If this all sounds anti-man, please believe me, it is not. I have a male partner and a son. As a heterosexual woman, I have a natural gravitational pull towards man. Of course, when I talk about "men," I don't mean every single instance. I mean what is generally so about the sex. It is generally so that men have been behind any war you can bring to mind. It has to do with their general territorialism. It is easier to train men to kill, because their brains have the ability to compartmentalise, to see the enemy in the "enemy box," dehumanised and a threat. The trajectory that leads away from the sacred circle runs along the lines of an ever tightening ego-circle. The way women are, they would be much more likely to connect with the enemy, to draw them in and negotiate.

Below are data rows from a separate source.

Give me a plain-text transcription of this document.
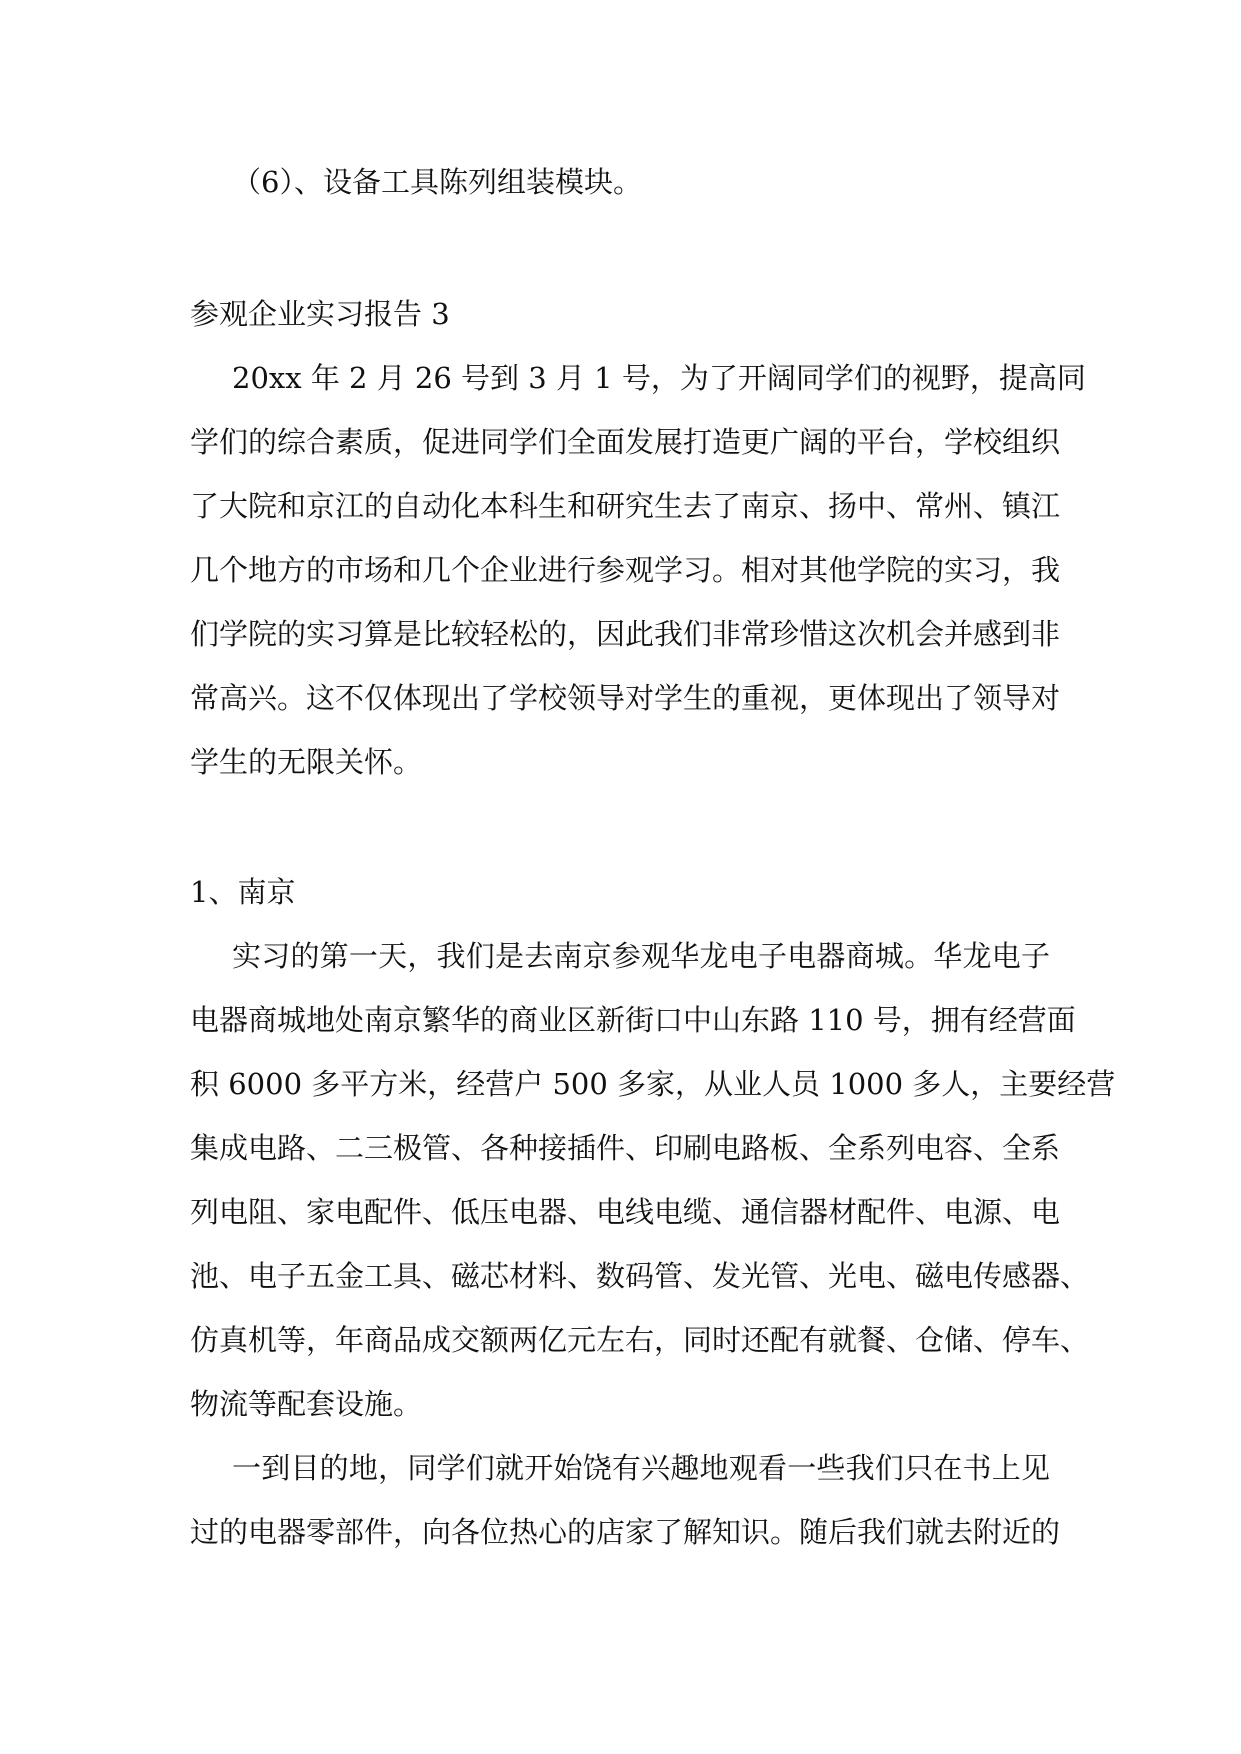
（6）、设备工具陈列组装模块。
参观企业实习报告 3
20xx 年 2 月 26 号到 3 月 1 号，为了开阔同学们的视野，提高同
学们的综合素质，促进同学们全面发展打造更广阔的平台，学校组织
了大院和京江的自动化本科生和研究生去了南京、扬中、常州、镇江
几个地方的市场和几个企业进行参观学习。相对其他学院的实习，我
们学院的实习算是比较轻松的，因此我们非常珍惜这次机会并感到非
常高兴。这不仅体现出了学校领导对学生的重视，更体现出了领导对
学生的无限关怀。
1、南京
实习的第一天，我们是去南京参观华龙电子电器商城。华龙电子
电器商城地处南京繁华的商业区新街口中山东路 110 号，拥有经营面
积 6000 多平方米，经营户 500 多家，从业人员 1000 多人，主要经营
集成电路、二三极管、各种接插件、印刷电路板、全系列电容、全系
列电阻、家电配件、低压电器、电线电缆、通信器材配件、电源、电
池、电子五金工具、磁芯材料、数码管、发光管、光电、磁电传感器、
仿真机等，年商品成交额两亿元左右，同时还配有就餐、仓储、停车、
物流等配套设施。
一到目的地，同学们就开始饶有兴趣地观看一些我们只在书上见
过的电器零部件，向各位热心的店家了解知识。随后我们就去附近的
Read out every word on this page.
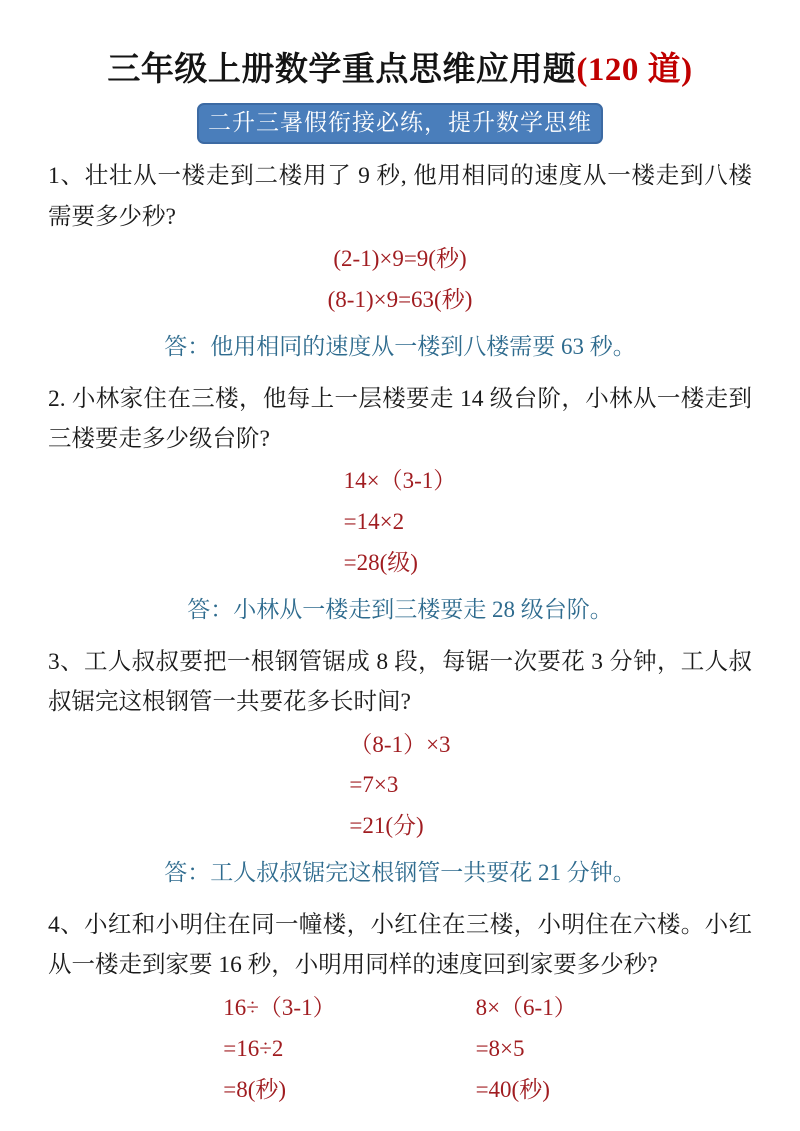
三年级上册数学重点思维应用题(120 道)
二升三暑假衔接必练，提升数学思维

1、壮壮从一楼走到二楼用了 9 秒, 他用相同的速度从一楼走到八楼需要多少秒?

(2-1)×9=9(秒)
(8-1)×9=63(秒)
答：他用相同的速度从一楼到八楼需要 63 秒。

2. 小林家住在三楼，他每上一层楼要走 14 级台阶，小林从一楼走到三楼要走多少级台阶?

14×（3-1）
=14×2
=28(级)
答：小林从一楼走到三楼要走 28 级台阶。

3、工人叔叔要把一根钢管锯成 8 段，每锯一次要花 3 分钟，工人叔叔锯完这根钢管一共要花多长时间?

（8-1）×3
=7×3
=21(分)
答：工人叔叔锯完这根钢管一共要花 21 分钟。

4、小红和小明住在同一幢楼，小红住在三楼，小明住在六楼。小红从一楼走到家要 16 秒，小明用同样的速度回到家要多少秒?

16÷（3-1）
=16÷2
=8(秒)
8×（6-1）
=8×5
=40(秒)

So, individual men are not the problem. But the patriarchy is, and the women's movement hasn't always had its specs on when evaluating how much that mindset still plays out in our lives. Motherhood, for instance, the stay-at-home mum, is still regarded with derision, as though if women had anything going on in their brains, they would do something more productive. Women, after a century of fighting for their rights, are still taking men's names. Go figure. And these days, its the worst of male sexuality that the liberated female has brought to live in the attic. The anthropologist and mythicist the late Joseph Campbell talks about the role of the "vision quest" in more "primitive" societies to lift that male psyche out of the individual ego. As Campbell points out, there's nothing like that in the west. The normalizing of pornography in western culture is Exhibit A. In this thinking of the male ego, you can bypass a women's humanity and use her on a page or screen as an object of desire. She may have been horribly abused all her childhood. She may have been sex-trafficked. But for what that adolescent ego demands in the moment, she fits the bill.
I know, I will be counted an old un-liberated fuddy-duddy for thinking that feminism has gone off the rails. I know I will be told that any judgement against what a woman wants to do is a form of anti-feminism. I know this, because I have been told it. I am far from being a wise woman myself, but perhaps the young ears can hear and maybe consider that woman has so much more to offer than an other version of man. The wise women in Native American tribes formed the councils, out of which the "chiefs" were elected. It was a check and balance system. As DH Lawrence put it, it was those that were "hen sure" keeping an eye on those who were "cock sure." But the first act of the liberated "cock sure" was to make sure the hens were kept in the hen house. These days, a hen house with an attic.
Woman power is entirely different from ego power. The sacred circle is profoundly spiritual and wise and is capable of envisioning a whole new world. We don't need business suits. We need to break down the structure that holds these vehicles of detachment as prizes to be earned. We don't need the Gwyneth Paltrows of the world with her shelves of dildos and vibrators. Anything you can do, we can do...yes, but we can do it entirely differently. A shift needs to happen, an attic needs to be dismantled. I hope we can glimpse the vision of the wise woman in her sacred circle before she glides off the page. I hope we can run our fingers through the indentations she made in the sand, and reclaim the sky.